Camelia fit le dernier pas qui la séparait de Five. Elle aurait tant apprécié avoir accès à ses pensées, le don d'Edward lui aurait été d'une grande utilité. Pouvait-il se douter qu'elle allait franchir la dernière limite qu'elle s'était fixée ?
«-Je veux bien faire l'amour avec toi. Ce soir. »
A en croire son penchement de tête et haussement de sourcil mais surtout à son air ahuri – il n'aurait pas aimé savoir qu'elle pense cela –, il ne s'y était pas attendu. Peut-être même croyait-il être dans un rêve, après tout ils étaient en plein milieu de la nuit, ou bien n'avait-il pas cette envie et qu'elle allait s'humilier ? Mais elle était prête à prendre ce risque, comme beaucoup trop souvent. Elle espérait ne jamais en abuser, cela la perdrait jusqu'à perdre la raison.
L'habileté des vampires l'aida à baisser elle-même la fermeture éclair de sa robe qu'elle laissa tomber au sol. Les yeux de Five parcoururent son corps. Elle perçut l'intensité des battements de son cœur ainsi que le son de sa déglutition salivaire. Elle sourit discrètement et s'approcha de lui jusqu'à ce que sa poitrine frôle Five. Elle caressa sa joue et murmura :
«-Je vais tenter de me contrôler. Au moindre moment où je sens que je peux te faire du mal, on arrête. Est-ce compris ? »
C'était incroyable mais elle avait réussi à garder muet Five Hargreeves.

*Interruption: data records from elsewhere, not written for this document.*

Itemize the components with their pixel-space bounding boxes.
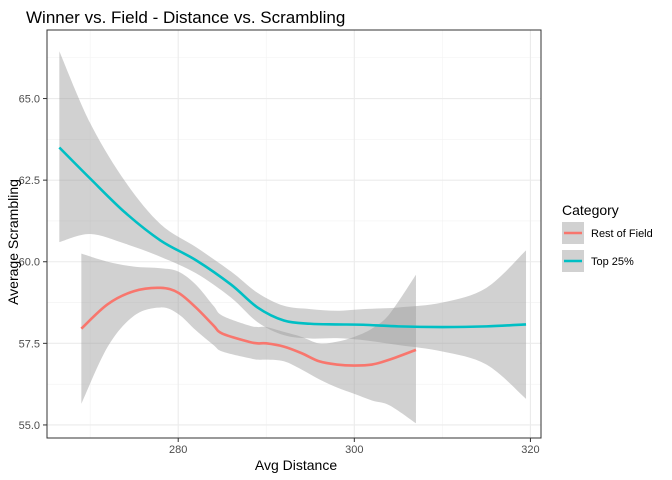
ci-ribbon-0 bbox=[81, 253, 416, 424]
x-tick-label: 280 bbox=[169, 444, 187, 456]
y-axis-title: Average Scrambling bbox=[5, 179, 21, 305]
x-tick-label: 320 bbox=[521, 444, 539, 456]
legend: Category Rest of Field Top 25% bbox=[562, 202, 653, 272]
chart-title: Winner vs. Field - Distance vs. Scrambli… bbox=[26, 8, 345, 27]
legend-label: Top 25% bbox=[591, 256, 634, 268]
x-tick-label: 300 bbox=[345, 444, 363, 456]
ci-ribbon-1 bbox=[59, 51, 527, 399]
confidence-ribbons bbox=[59, 51, 527, 424]
y-tick-label: 62.5 bbox=[19, 175, 40, 187]
y-axis-ticks: 55.0 57.5 60.0 62.5 65.0 bbox=[19, 94, 47, 432]
y-tick-label: 65.0 bbox=[19, 94, 40, 106]
legend-label: Rest of Field bbox=[591, 228, 653, 240]
plot-border bbox=[46, 29, 542, 439]
series-line-1 bbox=[58, 146, 527, 329]
x-axis-ticks: 280 300 320 bbox=[169, 438, 540, 456]
major-gridlines bbox=[47, 30, 541, 438]
y-tick-label: 57.5 bbox=[19, 338, 40, 350]
y-tick-label: 60.0 bbox=[19, 257, 40, 269]
y-tick-label: 55.0 bbox=[19, 420, 40, 432]
x-axis-title: Avg Distance bbox=[255, 457, 337, 473]
series-lines bbox=[58, 146, 527, 367]
series-line-0 bbox=[80, 286, 417, 367]
legend-title: Category bbox=[562, 202, 619, 218]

Jamais elle n'aurait cru cela possible. Il hocha simplement la tête, ses yeux fixaient ses lèvres et Camelia trouva les siennes. Tous les baisers gardaient un goût différent et celui-ci n'était pas une exception. Il était chaleureux et plus puissant que tous les autres.
La main de Five passa dans sa nuque et il emmêla ses doigts dans ses cheveux avant de quitter ses lèvres pour embrasser son cou et son épaule. Camelia s'en délecta mais l'invita à retrouver ses lèvres. Ses mains se posèrent sur la cravate de Five qu'elle dénoua et il s'occupa d'enlever son veston puis sa chemise. Il l'embrassa à nouveau plus fougueusement, il posa sa main sur ses fesses pour la coller à lui. Surprise, elle ne put même pas utiliser sa force de vampire pour rester stable.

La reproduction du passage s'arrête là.